[American Merchant Ships and Sailors by Willis J. Abbot]@TWC D-Link bookAmerican Merchant Ships and Sailors CHAPTER I 53/81
A smoky lamp swung on gimbals half-lighted the forecastle--an apartment which, in a craft of scant 400 tons, did not afford commodious quarters for a crew of perhaps a score, with their sea chests and bags.
The condition of the fetid hole at the beginning of the voyage, with four or five apprentices or green hands deathly sick, the hardened seamen puffing out clouds of tobacco smoke, and perhaps all redolent of rum, was enough to disenchant the most ardent lover of the sea.
The food, bad enough in all ages of seafaring, was, in the early days of our merchant marine, too often barely fit to keep life in men's bodies.
The unceasing round of salt pork, stale beef, "duff," "lobscouse," doubtful coffee sweetened with molasses, and water, stale, lukewarm, and tasting vilely of the hogshead in which it had been stored, required sturdy appetites to make it even tolerable.

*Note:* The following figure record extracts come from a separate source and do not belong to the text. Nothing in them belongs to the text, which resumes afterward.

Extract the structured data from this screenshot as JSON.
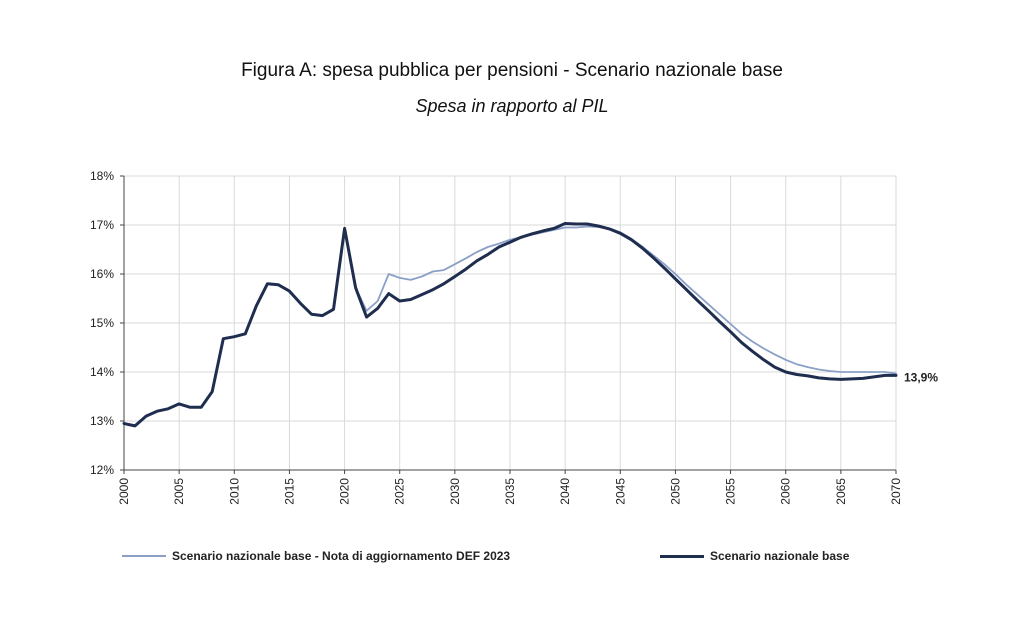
{
  "chart_data": {
    "type": "line",
    "title": "Figura A: spesa pubblica per pensioni - Scenario nazionale base",
    "subtitle": "Spesa in rapporto al PIL",
    "xlabel": "",
    "ylabel": "",
    "xlim": [
      2000,
      2070
    ],
    "ylim": [
      12,
      18
    ],
    "y_ticks": [
      "12%",
      "13%",
      "14%",
      "15%",
      "16%",
      "17%",
      "18%"
    ],
    "x_ticks": [
      "2000",
      "2005",
      "2010",
      "2015",
      "2020",
      "2025",
      "2030",
      "2035",
      "2040",
      "2045",
      "2050",
      "2055",
      "2060",
      "2065",
      "2070"
    ],
    "grid": true,
    "legend_position": "bottom",
    "end_label": "13,9%",
    "colors": {
      "nota": "#8aa0c6",
      "base": "#1f2d4f"
    },
    "series": [
      {
        "name": "Scenario nazionale base - Nota di aggiornamento DEF 2023",
        "x": [
          2000,
          2001,
          2002,
          2003,
          2004,
          2005,
          2006,
          2007,
          2008,
          2009,
          2010,
          2011,
          2012,
          2013,
          2014,
          2015,
          2016,
          2017,
          2018,
          2019,
          2020,
          2021,
          2022,
          2023,
          2024,
          2025,
          2026,
          2027,
          2028,
          2029,
          2030,
          2031,
          2032,
          2033,
          2034,
          2035,
          2036,
          2037,
          2038,
          2039,
          2040,
          2041,
          2042,
          2043,
          2044,
          2045,
          2046,
          2047,
          2048,
          2049,
          2050,
          2051,
          2052,
          2053,
          2054,
          2055,
          2056,
          2057,
          2058,
          2059,
          2060,
          2061,
          2062,
          2063,
          2064,
          2065,
          2066,
          2067,
          2068,
          2069,
          2070
        ],
        "values": [
          12.95,
          12.9,
          13.1,
          13.2,
          13.25,
          13.35,
          13.28,
          13.28,
          13.6,
          14.68,
          14.72,
          14.78,
          15.35,
          15.8,
          15.78,
          15.65,
          15.4,
          15.18,
          15.15,
          15.28,
          16.93,
          15.72,
          15.25,
          15.45,
          16.0,
          15.92,
          15.88,
          15.95,
          16.05,
          16.08,
          16.2,
          16.32,
          16.45,
          16.55,
          16.62,
          16.7,
          16.75,
          16.8,
          16.85,
          16.9,
          16.95,
          16.95,
          16.97,
          16.96,
          16.93,
          16.85,
          16.72,
          16.56,
          16.38,
          16.2,
          16.0,
          15.78,
          15.58,
          15.38,
          15.18,
          14.98,
          14.78,
          14.62,
          14.48,
          14.36,
          14.25,
          14.16,
          14.1,
          14.05,
          14.02,
          14.0,
          14.0,
          14.0,
          14.0,
          14.0,
          13.97
        ]
      },
      {
        "name": "Scenario nazionale base",
        "x": [
          2000,
          2001,
          2002,
          2003,
          2004,
          2005,
          2006,
          2007,
          2008,
          2009,
          2010,
          2011,
          2012,
          2013,
          2014,
          2015,
          2016,
          2017,
          2018,
          2019,
          2020,
          2021,
          2022,
          2023,
          2024,
          2025,
          2026,
          2027,
          2028,
          2029,
          2030,
          2031,
          2032,
          2033,
          2034,
          2035,
          2036,
          2037,
          2038,
          2039,
          2040,
          2041,
          2042,
          2043,
          2044,
          2045,
          2046,
          2047,
          2048,
          2049,
          2050,
          2051,
          2052,
          2053,
          2054,
          2055,
          2056,
          2057,
          2058,
          2059,
          2060,
          2061,
          2062,
          2063,
          2064,
          2065,
          2066,
          2067,
          2068,
          2069,
          2070
        ],
        "values": [
          12.95,
          12.9,
          13.1,
          13.2,
          13.25,
          13.35,
          13.28,
          13.28,
          13.6,
          14.68,
          14.72,
          14.78,
          15.35,
          15.8,
          15.78,
          15.65,
          15.4,
          15.18,
          15.15,
          15.28,
          16.93,
          15.72,
          15.12,
          15.3,
          15.6,
          15.45,
          15.48,
          15.58,
          15.68,
          15.8,
          15.95,
          16.1,
          16.27,
          16.4,
          16.55,
          16.65,
          16.75,
          16.82,
          16.88,
          16.93,
          17.03,
          17.02,
          17.02,
          16.98,
          16.92,
          16.83,
          16.7,
          16.53,
          16.33,
          16.12,
          15.9,
          15.68,
          15.46,
          15.25,
          15.03,
          14.82,
          14.6,
          14.42,
          14.25,
          14.1,
          14.0,
          13.95,
          13.92,
          13.88,
          13.86,
          13.85,
          13.86,
          13.87,
          13.9,
          13.93,
          13.93
        ]
      }
    ]
  }
}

Even in later days Frank T.Bullen was able to write: "I have often seen the men break up a couple of biscuits into a pot of coffee for their breakfast, and after letting it stand a minute or two, skim off the accumulated scum of vermin from the top--maggots, weevils, etc--to the extent of a couple of tablespoonsful, before they could shovel the mess into their craving stomachs." It may be justly doubted whether history has ever known a race of men so hardy, so self-reliant, so adaptable to the most complex situations, so determined to compel success, and so resigned in the presence of inevitable failure, as the early American sea captains.